I see a lot of bashing, a ton of misreading (the man is obviously speaking exclusively about Nintendo's inability to compete in the "photorealism" department, not on their systems in general), but I don't see anyone debating his entirely valid point about the state of competitiveness in the high def console market.
The next major advances will have less to do with brute force polygon pushing, and more to do with getting humans to look... human. As games push harder with compelling narratives and characters, the uncanny valley is absolutely holding them back from mainstream acceptance as an artful form of media. It is hard for the general public to take a game seriously when all the characters look like animatronic props. Gamers can appreciate them because we've seen how far things have come, but non-gamers just see awkward robots with stilted expressions.
It doesn't happen often, but I totally agree with what you said. All of it.
I would be more concerned with neural implants letting the blind see.
Pretty much every console generation, someone in the industry will say "Graphics have been pushed about as we can push them. In another generation, everyone will have to focus on [insert some other aspect of game design]." And then the next generation comes, and everyone is still focusing on graphics, because now you have to have 60fps support, 720p support, or 3D glasses support, 4x AA with full bump mapping and other gizmo support, support for 10x the poly count because everyone wants higher poly counts now, realistic moving sweat and blood, every leaf and blade of grass is individually modeled so that you can properly hide in a tree or weeds, dynamic shadows and lights because that is what the fancy titles now down and your game won't sell if you don't do it too, or whatever else comes along.
(I would say that someone every generation says that graphics have been pushed to a point where further progress isn't worth the cost, but we arguably passed that point a while back.)
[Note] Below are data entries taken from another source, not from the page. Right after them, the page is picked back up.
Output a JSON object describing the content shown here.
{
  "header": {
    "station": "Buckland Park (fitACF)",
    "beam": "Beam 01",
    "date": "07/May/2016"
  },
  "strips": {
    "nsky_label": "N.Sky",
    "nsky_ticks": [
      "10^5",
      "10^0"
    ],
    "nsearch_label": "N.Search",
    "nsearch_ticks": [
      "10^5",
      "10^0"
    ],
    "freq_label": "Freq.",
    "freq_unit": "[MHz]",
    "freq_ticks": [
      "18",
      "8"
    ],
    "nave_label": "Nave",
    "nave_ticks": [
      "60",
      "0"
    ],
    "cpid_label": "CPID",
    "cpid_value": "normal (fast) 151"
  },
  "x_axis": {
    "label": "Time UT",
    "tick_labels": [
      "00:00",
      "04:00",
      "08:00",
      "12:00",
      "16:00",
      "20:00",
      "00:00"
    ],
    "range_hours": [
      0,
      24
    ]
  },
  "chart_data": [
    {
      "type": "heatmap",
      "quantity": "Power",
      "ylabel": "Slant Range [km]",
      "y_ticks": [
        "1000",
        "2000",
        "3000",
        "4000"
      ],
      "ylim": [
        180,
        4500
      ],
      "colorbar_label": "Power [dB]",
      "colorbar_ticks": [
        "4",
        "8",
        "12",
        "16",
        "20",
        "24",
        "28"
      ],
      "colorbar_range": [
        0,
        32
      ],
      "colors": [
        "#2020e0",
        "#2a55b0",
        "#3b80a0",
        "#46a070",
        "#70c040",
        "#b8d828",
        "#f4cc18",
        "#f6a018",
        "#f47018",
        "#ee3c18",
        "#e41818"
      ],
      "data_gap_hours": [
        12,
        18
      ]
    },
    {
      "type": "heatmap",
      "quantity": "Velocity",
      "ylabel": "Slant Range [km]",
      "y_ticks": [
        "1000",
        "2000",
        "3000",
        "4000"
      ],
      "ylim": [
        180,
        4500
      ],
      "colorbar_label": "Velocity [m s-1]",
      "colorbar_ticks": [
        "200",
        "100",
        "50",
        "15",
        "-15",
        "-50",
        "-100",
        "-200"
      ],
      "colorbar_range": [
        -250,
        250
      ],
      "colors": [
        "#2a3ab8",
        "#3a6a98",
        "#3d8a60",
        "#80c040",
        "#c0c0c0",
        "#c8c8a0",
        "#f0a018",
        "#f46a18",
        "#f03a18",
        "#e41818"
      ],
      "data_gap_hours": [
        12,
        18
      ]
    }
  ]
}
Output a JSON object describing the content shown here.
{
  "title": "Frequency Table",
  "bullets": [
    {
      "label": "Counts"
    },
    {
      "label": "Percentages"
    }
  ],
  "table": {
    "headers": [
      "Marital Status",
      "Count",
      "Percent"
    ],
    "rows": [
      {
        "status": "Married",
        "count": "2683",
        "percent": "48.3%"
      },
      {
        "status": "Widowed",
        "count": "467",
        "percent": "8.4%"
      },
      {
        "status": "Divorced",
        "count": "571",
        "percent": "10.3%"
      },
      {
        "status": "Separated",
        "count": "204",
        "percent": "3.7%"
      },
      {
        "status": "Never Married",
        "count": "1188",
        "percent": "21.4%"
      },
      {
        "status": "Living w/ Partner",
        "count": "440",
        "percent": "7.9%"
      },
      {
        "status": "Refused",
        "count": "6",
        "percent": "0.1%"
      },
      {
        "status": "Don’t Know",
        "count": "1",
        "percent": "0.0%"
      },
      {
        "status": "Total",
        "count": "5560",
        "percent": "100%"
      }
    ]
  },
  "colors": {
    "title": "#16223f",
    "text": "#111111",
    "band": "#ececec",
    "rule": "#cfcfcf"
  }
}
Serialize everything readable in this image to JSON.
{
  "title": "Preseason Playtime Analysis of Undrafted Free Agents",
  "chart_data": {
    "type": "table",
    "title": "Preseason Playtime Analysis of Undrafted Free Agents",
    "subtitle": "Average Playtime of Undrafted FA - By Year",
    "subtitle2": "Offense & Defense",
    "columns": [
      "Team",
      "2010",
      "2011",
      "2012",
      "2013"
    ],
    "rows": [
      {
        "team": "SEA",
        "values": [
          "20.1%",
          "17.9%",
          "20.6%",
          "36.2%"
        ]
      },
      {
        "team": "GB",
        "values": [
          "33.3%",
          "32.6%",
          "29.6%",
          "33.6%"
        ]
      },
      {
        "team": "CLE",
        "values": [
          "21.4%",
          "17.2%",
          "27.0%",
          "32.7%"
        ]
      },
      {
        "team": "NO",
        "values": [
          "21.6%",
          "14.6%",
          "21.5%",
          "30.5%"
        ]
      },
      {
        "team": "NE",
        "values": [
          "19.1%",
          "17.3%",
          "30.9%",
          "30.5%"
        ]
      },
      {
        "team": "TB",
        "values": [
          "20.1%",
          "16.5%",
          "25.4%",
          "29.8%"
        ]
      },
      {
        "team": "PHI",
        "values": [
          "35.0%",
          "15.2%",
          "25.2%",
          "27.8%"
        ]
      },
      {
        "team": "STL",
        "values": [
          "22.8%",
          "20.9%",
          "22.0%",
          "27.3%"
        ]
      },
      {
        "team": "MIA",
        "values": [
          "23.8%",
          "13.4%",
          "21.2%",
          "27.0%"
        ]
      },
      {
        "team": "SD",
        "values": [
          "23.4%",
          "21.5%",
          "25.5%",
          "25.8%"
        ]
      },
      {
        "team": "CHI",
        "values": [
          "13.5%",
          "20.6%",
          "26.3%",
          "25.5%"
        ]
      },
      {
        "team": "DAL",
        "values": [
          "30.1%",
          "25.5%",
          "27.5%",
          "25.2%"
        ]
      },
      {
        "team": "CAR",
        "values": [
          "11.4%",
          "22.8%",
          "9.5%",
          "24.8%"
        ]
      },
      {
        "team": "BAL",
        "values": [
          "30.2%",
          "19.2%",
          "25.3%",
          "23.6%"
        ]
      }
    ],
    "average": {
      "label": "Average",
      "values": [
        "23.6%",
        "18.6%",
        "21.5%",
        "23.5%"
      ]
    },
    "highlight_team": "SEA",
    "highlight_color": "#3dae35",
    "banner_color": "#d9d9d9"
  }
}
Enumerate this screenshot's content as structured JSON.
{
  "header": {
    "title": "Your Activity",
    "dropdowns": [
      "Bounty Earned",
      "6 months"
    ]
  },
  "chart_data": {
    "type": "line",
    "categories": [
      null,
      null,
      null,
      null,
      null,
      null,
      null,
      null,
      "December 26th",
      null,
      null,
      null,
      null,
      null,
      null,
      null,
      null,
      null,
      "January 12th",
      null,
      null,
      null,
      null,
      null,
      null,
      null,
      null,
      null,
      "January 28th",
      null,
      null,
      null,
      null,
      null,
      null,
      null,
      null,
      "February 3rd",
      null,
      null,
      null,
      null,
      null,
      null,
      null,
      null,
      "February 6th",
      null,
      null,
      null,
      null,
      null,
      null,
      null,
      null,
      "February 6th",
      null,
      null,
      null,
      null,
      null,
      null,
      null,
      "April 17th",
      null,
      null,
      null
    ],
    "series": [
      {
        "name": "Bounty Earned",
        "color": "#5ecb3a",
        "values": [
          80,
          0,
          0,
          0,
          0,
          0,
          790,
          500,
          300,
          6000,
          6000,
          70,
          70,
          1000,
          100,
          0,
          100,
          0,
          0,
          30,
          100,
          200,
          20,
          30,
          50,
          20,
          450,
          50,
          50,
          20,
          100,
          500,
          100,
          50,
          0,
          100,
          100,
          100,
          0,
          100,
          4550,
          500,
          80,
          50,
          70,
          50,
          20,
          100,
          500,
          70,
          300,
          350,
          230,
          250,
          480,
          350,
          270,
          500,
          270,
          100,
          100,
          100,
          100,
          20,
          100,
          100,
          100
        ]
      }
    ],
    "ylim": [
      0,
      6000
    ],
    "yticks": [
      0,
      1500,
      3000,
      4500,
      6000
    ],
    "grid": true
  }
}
Which kind of annoys me when I'd settle for less than cutting edge graphics if it meant the rest of games were better.
Now get off my lawn!
Well played. Very well played.
- Most Microsoft execs have sex with buttons.
- Genetically engineered pigeons will ferry preordered games to premium consumers.
- Future Mario games will require overalls and cap peripheral.
- An E.T. videogame will be made in 2012 to coincide with the 30th anniversary of the film. It will be the best selling licensed videogame of all time.
- Joysticks will make a comeback in the next 10 years. YOU WAIT AND SEE.